A nice interview of one of my fav econs – Robert Shiller.
He discusses behavioral economics, its history and way forward. He even discusses Einstein..He also points to how med school grads are taking interest in econ seminars because of linkages with neuroscience..
Nigel Warburton: The topic we are going to focus on is behavioural economics. Now we know roughly what economics is, but what’s behavioural economics?
Robert Shiller: Well the word ‘behavioural’ refers to the introduction of other social sciences into economics: psychology, sociology, and political science. It’s a revolution in economics that has taken place over the past twenty years or so. I think it’s bringing economics into a broader appreciation of reality. Economics was actually more behavioural fifty or a hundred years ago. At Yale University where I work, 1927 was the year where the department of economics, sociology and government was split into three separate departments and they moved us all apart.
Nigel Warburton: Why would it matter if they just split the departments up, I mean there’s an argument that specialisation actually allows people to progress further in their field – rather then knowing a little bit about everything.
Robert Shiller: Absolutely. There are both advantages and disadvantages of this structure. The advantage is that we develop mathematical economics and mathematical finance to a very advanced level – and it’s useful: we have option pricing theory that is very subtle and allows complex calculations that have some relevance to understanding these markets. But it loses perspective on why we have these options anyway. It offers a justification typically that involves rational behaviour. You can get into the swim of that, thinking ‘I want to know why smart people use options’ And it’s instructive to go through the exercise of thinking ‘is it really ever right to buy these investment products?’ But that doesn’t mean that you’re answering the question why people really do buy options and why this market exists and why other markets that sound equally plausible don’t exist.
Einstein and the Physics envy:
Nigel Warburton: Is that because economists tend to see themselves as ‘hard-scientists’, as appose to the wishy-washy soft end of social science.
Robert Shiller: I think that the economics profession suffers from physics-envy. I really do. We all wish we could be Einstein. It’s too strong a model, we can’t all develop the theory of relativity. The world of people isn’t like that. When you look at what happens for example in a financial crisis, you’ve got to get immersed in a lot of detail. It doesn’t become understandable by abstract economic reasoning. This means you have to look at an impression of what’s driving people, what’s on their minds, what they don’t know, what the lawyers did with the contracts, what the people are assuming the government might do if such and such happens. It involves a lot of real world thinking which doesn’t fit with the Einstein model.
Nigel Warburton: If I take your example of Einstein, what’s so amazing about Einstein was that he made a bold hypothesis that was then to some extent corroborated later. Couldn’t economists do that? I mean can’t you have a mathematically generated hypothesis and then it’s either proved to be correct or not?
Robert Shiller That’s an interesting question and I’ve never been asked that before. I know Einstein wrote his special theory in 1905 and it wasn’t until 1919 when they did an experiment involving a solar eclipse that Einstein was vindicated. So is there an example like that in economics? What springs to my mind is usually the opposite. Economists will see empirical regularities in the data and become famous for having named some empirical regularity and then shortly after that it stops happening. And so that’s the reverse!
Why med school grads are coming to econ seminars?
We are learning amazing things about human behaviour, we could also add neuroscience. It seems to me that the profession advances by bringing in insights from other professions.
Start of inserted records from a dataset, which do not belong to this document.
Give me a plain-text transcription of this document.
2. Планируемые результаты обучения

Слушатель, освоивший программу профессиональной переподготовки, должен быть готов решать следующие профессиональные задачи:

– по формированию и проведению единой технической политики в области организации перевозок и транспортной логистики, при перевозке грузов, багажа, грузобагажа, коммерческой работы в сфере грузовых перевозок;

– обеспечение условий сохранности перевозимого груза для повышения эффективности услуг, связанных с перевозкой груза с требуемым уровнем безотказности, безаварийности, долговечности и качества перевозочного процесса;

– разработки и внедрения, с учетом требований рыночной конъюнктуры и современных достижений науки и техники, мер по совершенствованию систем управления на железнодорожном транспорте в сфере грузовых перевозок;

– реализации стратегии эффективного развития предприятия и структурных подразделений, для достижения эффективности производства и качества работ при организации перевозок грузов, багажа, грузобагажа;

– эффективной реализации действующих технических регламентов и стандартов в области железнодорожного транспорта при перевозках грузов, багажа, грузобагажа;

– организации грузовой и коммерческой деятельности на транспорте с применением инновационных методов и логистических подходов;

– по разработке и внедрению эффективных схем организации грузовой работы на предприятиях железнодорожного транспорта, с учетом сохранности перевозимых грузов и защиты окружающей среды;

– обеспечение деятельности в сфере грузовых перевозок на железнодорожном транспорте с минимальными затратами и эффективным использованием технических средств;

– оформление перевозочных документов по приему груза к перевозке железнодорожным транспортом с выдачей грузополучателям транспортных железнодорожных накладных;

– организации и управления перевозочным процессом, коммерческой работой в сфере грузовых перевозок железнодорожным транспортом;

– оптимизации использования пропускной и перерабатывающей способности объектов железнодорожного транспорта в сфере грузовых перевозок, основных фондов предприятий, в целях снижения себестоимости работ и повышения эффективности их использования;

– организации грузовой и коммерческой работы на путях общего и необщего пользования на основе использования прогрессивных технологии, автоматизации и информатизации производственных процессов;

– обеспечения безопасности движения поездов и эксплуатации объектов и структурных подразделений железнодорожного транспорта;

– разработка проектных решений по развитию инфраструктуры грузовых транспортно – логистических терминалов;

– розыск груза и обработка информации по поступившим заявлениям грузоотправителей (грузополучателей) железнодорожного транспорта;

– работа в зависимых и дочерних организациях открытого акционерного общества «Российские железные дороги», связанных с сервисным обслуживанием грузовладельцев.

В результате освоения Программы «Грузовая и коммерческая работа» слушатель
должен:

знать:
And the place where 20 years ago I would least have expected it is the medical school. But you know people from the medical school are now coming into economic seminars because they go back to their lab and they can do an MRI or single-neuron study and see what’s happening inside the brain. It used to be that we had no insight, we believed in what Samuelson called ‘revealed preference’. We will look at people’s functions of their mind by seeing what they do in their economic actions and there’s no other way. But now we can look inside the brain and see something. One thing about behavioural economics incorporating neuro-economics is that it’s going to be a very productive field in the next twenty years and it’s going to change our thinking about the economy.
Econs should draw an example from traffic signal designer:
Well, what it should do, economists’ analysis should inform better public policy and reduce the frequency of crashes. We don’t want to have these crashes in the first place. And so they will be unsung heroes who saw something coming and averted it. It’s just like the guy who designed the traffic lights and he prevents accidents. You don’t go to this person thankfully saying ‘you prevented my accident’, you don’t even know that the person prevented it. So that’s the kind of world where economists will fade into the background, just like the street planners in the city, and yet be doing good things.